The existence of gravitational effects which do not arise from normal matter is well established; their source is a deep mystery. One possibility motivated by considerations in elementary particle physics is that this “dark matter” consists of undiscovered elementary particles; Weakly Interacting Massive Particles (WIMPs) are one possibility. Evidence for such WIMPs may come from experiments at the Large Hadron Collider at CERN or from sensitive astronomical instruments detecting radiation produced by WIMP-WIMP annihilations in galaxy halos. The orbital motion of the WIMPs in the dark matter halo pervading the galaxy should also result in WIMP-nucleus collisions of sufficient energy to be detected directly by sensitive laboratory apparatus.

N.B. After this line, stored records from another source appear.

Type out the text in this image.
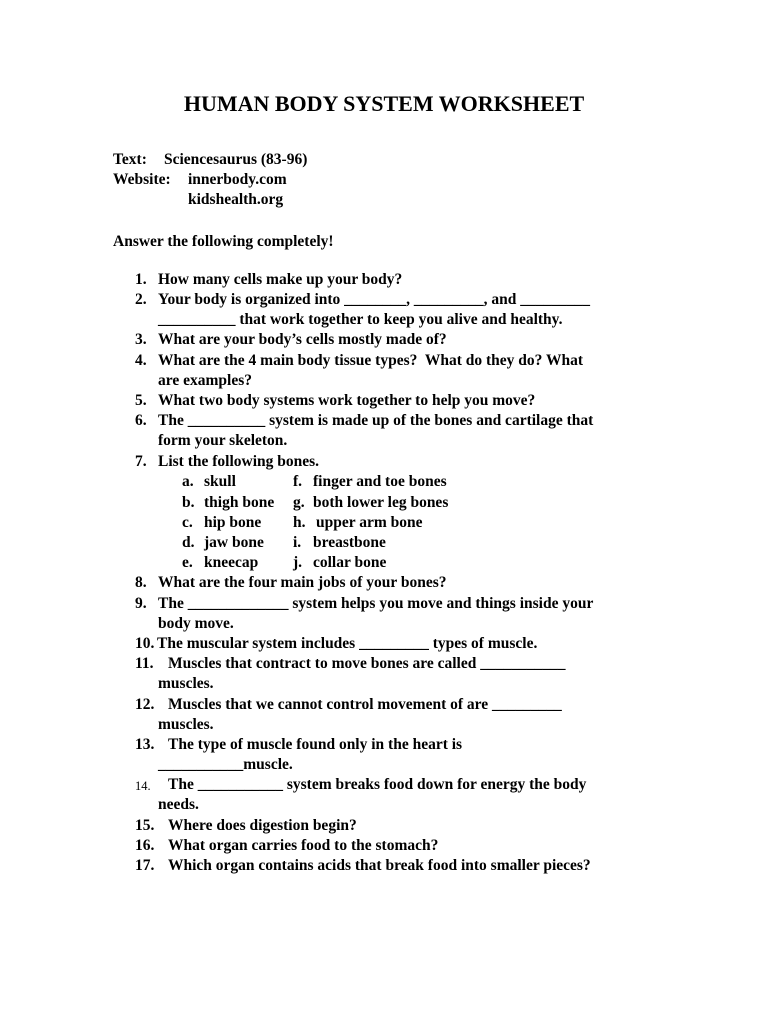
HUMAN BODY SYSTEM WORKSHEET
Text: Sciencesaurus (83-96)
Website: innerbody.com
kidshealth.org
Answer the following completely!
1. How many cells make up your body?
2. Your body is organized into ________, _________, and _________
__________ that work together to keep you alive and healthy.
3. What are your body’s cells mostly made of?
4. What are the 4 main body tissue types?  What do they do? What
are examples?
5. What two body systems work together to help you move?
6. The __________ system is made up of the bones and cartilage that
form your skeleton.
7. List the following bones.
a. skull	f. finger and toe bones
b. thigh bone g. both lower leg bones
c. hip bone h. upper arm bone
d. jaw bone i. breastbone
e. kneecap j. collar bone
8. What are the four main jobs of your bones?
9. The _____________ system helps you move and things inside your
body move.
10. The muscular system includes _________ types of muscle.
11. Muscles that contract to move bones are called ___________
muscles.
12. Muscles that we cannot control movement of are _________
muscles.
13. The type of muscle found only in the heart is
___________muscle.
14. The ___________ system breaks food down for energy the body
needs.
15. Where does digestion begin?
16. What organ carries food to the stomach?
17. Which organ contains acids that break food into smaller pieces?
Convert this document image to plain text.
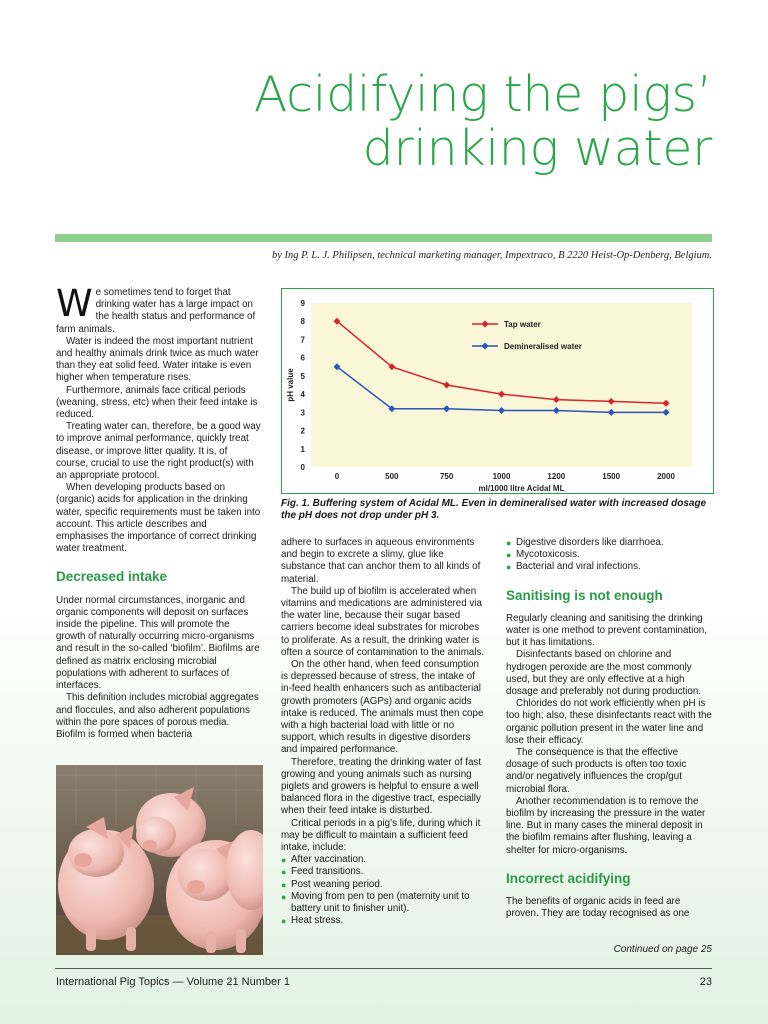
Acidifying the pigs’
drinking water
by Ing P. L. J. Philipsen, technical marketing manager, Impextraco, B 2220 Heist-Op-Denberg, Belgium.

We sometimes tend to forget that drinking water has a large impact on the health status and performance of farm animals.

Water is indeed the most important nutrient and healthy animals drink twice as much water than they eat solid feed. Water intake is even higher when temperature rises.

Furthermore, animals face critical periods (weaning, stress, etc) when their feed intake is reduced.

Treating water can, therefore, be a good way to improve animal performance, quickly treat disease, or improve litter quality. It is, of course, crucial to use the right product(s) with an appropriate protocol.

When developing products based on (organic) acids for application in the drinking water, specific requirements must be taken into account. This article describes and emphasises the importance of correct drinking water treatment.

Decreased intake

Under normal circumstances, inorganic and organic components will deposit on surfaces inside the pipeline. This will promote the growth of naturally occurring micro-organisms and result in the so-called ‘biofilm’. Biofilms are defined as matrix enclosing microbial populations with adherent to surfaces of interfaces.

This definition includes microbial aggregates and floccules, and also adherent populations within the pore spaces of porous media. Biofilm is formed when bacteria

0
1
2
3
4
5
6
7
8
9
0	500	750	1000	1200	1500	2000
ml/1000 litre Acidal ML
pH value
Tap water
Demineralised water
Fig. 1. Buffering system of Acidal ML. Even in demineralised water with increased dosage the pH does not drop under pH 3.

adhere to surfaces in aqueous environments and begin to excrete a slimy, glue like substance that can anchor them to all kinds of material.

The build up of biofilm is accelerated when vitamins and medications are administered via the water line, because their sugar based carriers become ideal substrates for microbes to proliferate. As a result, the drinking water is often a source of contamination to the animals.

On the other hand, when feed consumption is depressed because of stress, the intake of in-feed health enhancers such as antibacterial growth promoters (AGPs) and organic acids intake is reduced. The animals must then cope with a high bacterial load with little or no support, which results in digestive disorders and impaired performance.

Therefore, treating the drinking water of fast growing and young animals such as nursing piglets and growers is helpful to ensure a well balanced flora in the digestive tract, especially when their feed intake is disturbed.

Critical periods in a pig’s life, during which it may be difficult to maintain a sufficient feed intake, include:

● After vaccination.
● Feed transitions.
● Post weaning period.
● Moving from pen to pen (maternity unit to battery unit to finisher unit).
● Heat stress.
● Digestive disorders like diarrhoea.
● Mycotoxicosis.
● Bacterial and viral infections.
Sanitising is not enough

Regularly cleaning and sanitising the drinking water is one method to prevent contamination, but it has limitations.

Disinfectants based on chlorine and hydrogen peroxide are the most commonly used, but they are only effective at a high dosage and preferably not during production.

Chlorides do not work efficiently when pH is too high; also, these disinfectants react with the organic pollution present in the water line and lose their efficacy.

The consequence is that the effective dosage of such products is often too toxic and/or negatively influences the crop/gut microbial flora.

Another recommendation is to remove the biofilm by increasing the pressure in the water line. But in many cases the mineral deposit in the biofilm remains after flushing, leaving a shelter for micro-organisms.

Incorrect acidifying

The benefits of organic acids in feed are proven. They are today recognised as one

Continued on page 25
International Pig Topics — Volume 21 Number 1	23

The proposed thesis is focused on direct search for WIMPs with the DarkSide experiment, based on the double-phase Liquid Argon time projection chamber (TPC) technique. The DarkSide program combines novel technologies capable of providing a strong suppression of all possible sources of background, able of mimicking the signal expected from a WIMP while retaining a high sensitivity to dark matter interactions.

The DarkSide-50 detector, with a fiducial mass of 50 kg, has been taking data at the Gran Sasso National Laboratories since 2015 and has already achieved the best results with this technique. With three years of data, it will achieve a sensitivity comparable to that of other experiments.

The DarkSide programme envisages a future phase with a detector of 20 ton fiducial mass, named DarkSide-20k, which would achieve the ultimate sensitivity to WIMPs and would have unprecedented potential for solar neutrinos

The thesis project is articulated along three main axes:

1) final analysis of the DarkSide-50 data, including study of the backgrounds and their rejection through detailed Monte-Carlo simulation;

2) simulation studies in view of the DarkSide-20k detector, to evaluate its performance and sensitivity;

3) realization and data analysis of the ARIS test setup for precision measurements of Liquid Argon response, in particular to evaluate the sensitivity of the technique to directional information.